Freedom Information of Network Indonesia (FOINI), koalisi sejumlah organisasi masyarakat sipil dan individu yang fokus pada advokasi keterbukaan informasi di Indonesia menilai Tes Wawasan Kebangsaan (TWK) alih status pegawai Komisi Pemberantasan Korupsi Republik Indonesia (KPK RI) menjadi Aparatur Sipil Negara (ASN) tidak wajar dan diskriminatif.
Menurut koalisi tes itu telah menimbulkan polemik di tengah masyarakat. Untuk itu FOINI meminta adanya keterbukaan informasi mengenai soal-soal tes tertulis dan panduan wawancara TWK KPK.
Atas dasar hak publik untuk mendapatkan informasi yang otentik (asli/benar) dan akurat, FOINI telah menyampaikan surat permohonan informasi publik kepada Pejabat Pengelola Informasi dan Dokumentasi (PPID) KPK dan Badan Kepegawaian Negara (BKN), agar kedua instansi negara tersebut membuka ke publik dokumen-dokumen soal-soal tertulis Tes Wawasan Kebangsaan Pegawai KPK RI dan panduan wawancara, termasuk daftar pertanyaan wawancara pada proses Tes Wawasan Kebangsaan Pegawai KPK RI.
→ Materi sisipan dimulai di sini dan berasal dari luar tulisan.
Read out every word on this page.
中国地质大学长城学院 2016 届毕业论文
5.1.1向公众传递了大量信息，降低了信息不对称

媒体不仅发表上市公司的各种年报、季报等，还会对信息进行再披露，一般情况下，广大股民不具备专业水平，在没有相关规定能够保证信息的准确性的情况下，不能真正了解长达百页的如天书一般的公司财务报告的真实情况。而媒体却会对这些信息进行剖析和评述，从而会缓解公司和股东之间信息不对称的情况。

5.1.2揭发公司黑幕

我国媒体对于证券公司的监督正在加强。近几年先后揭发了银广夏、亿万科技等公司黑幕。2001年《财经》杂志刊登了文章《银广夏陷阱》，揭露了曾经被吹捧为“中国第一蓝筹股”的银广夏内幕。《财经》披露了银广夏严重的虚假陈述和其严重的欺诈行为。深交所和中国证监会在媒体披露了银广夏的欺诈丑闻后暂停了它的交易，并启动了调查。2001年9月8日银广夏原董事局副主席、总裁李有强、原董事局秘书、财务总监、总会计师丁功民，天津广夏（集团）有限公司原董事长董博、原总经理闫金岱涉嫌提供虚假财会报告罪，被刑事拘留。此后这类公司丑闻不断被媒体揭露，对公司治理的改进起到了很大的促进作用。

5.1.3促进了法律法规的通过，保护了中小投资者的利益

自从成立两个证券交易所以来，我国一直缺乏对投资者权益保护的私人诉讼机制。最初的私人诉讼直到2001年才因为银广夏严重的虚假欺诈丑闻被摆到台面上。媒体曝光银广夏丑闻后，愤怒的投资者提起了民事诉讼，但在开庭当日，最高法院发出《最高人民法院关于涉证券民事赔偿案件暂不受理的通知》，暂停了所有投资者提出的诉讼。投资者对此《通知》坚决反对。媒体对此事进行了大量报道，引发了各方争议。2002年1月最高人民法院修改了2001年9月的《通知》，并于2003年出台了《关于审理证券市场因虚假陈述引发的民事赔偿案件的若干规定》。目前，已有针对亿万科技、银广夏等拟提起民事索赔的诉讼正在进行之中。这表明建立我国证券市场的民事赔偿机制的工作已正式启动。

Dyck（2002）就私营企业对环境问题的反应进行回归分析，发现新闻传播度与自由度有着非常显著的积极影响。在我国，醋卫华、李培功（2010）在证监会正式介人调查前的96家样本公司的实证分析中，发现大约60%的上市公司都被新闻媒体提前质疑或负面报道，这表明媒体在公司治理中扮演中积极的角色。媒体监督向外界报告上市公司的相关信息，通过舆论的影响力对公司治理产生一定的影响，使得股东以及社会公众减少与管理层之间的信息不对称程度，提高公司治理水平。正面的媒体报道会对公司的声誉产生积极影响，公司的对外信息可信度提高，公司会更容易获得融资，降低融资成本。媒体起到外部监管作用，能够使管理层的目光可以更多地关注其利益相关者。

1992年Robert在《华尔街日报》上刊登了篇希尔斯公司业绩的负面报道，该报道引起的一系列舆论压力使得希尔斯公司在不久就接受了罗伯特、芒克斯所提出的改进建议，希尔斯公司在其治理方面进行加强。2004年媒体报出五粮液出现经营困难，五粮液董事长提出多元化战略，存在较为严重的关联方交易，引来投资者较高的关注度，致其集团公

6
Surat kepada PPID KPK dengan nomor 001/FOINI/V/2021 FOINI ajukan dan diterima oleh PPID KPK pada 27 Mei 2021 dengan nomor registrasi /56/.../200/.
Kemudian pada 11 Juni 2021, KPK memberi tanggapan melalui surat bernomor B-3566/HM.06.00/50-56/06/2021.
Melalui surat tersebut KPK menyampaikan informasi yang diminta FOINI tidak berada dalam kewenangan KPK dan seluruh kegiatan TWK dilakukan oleh lembaga pemerintah terkait.
FOINI sangat menyayangkan tanggapan KPK
Menurut FOINI, KPK tidak menjelaskan lebih lanjut mengenai siapa lembaga pemerintah terkait yang dimaksud.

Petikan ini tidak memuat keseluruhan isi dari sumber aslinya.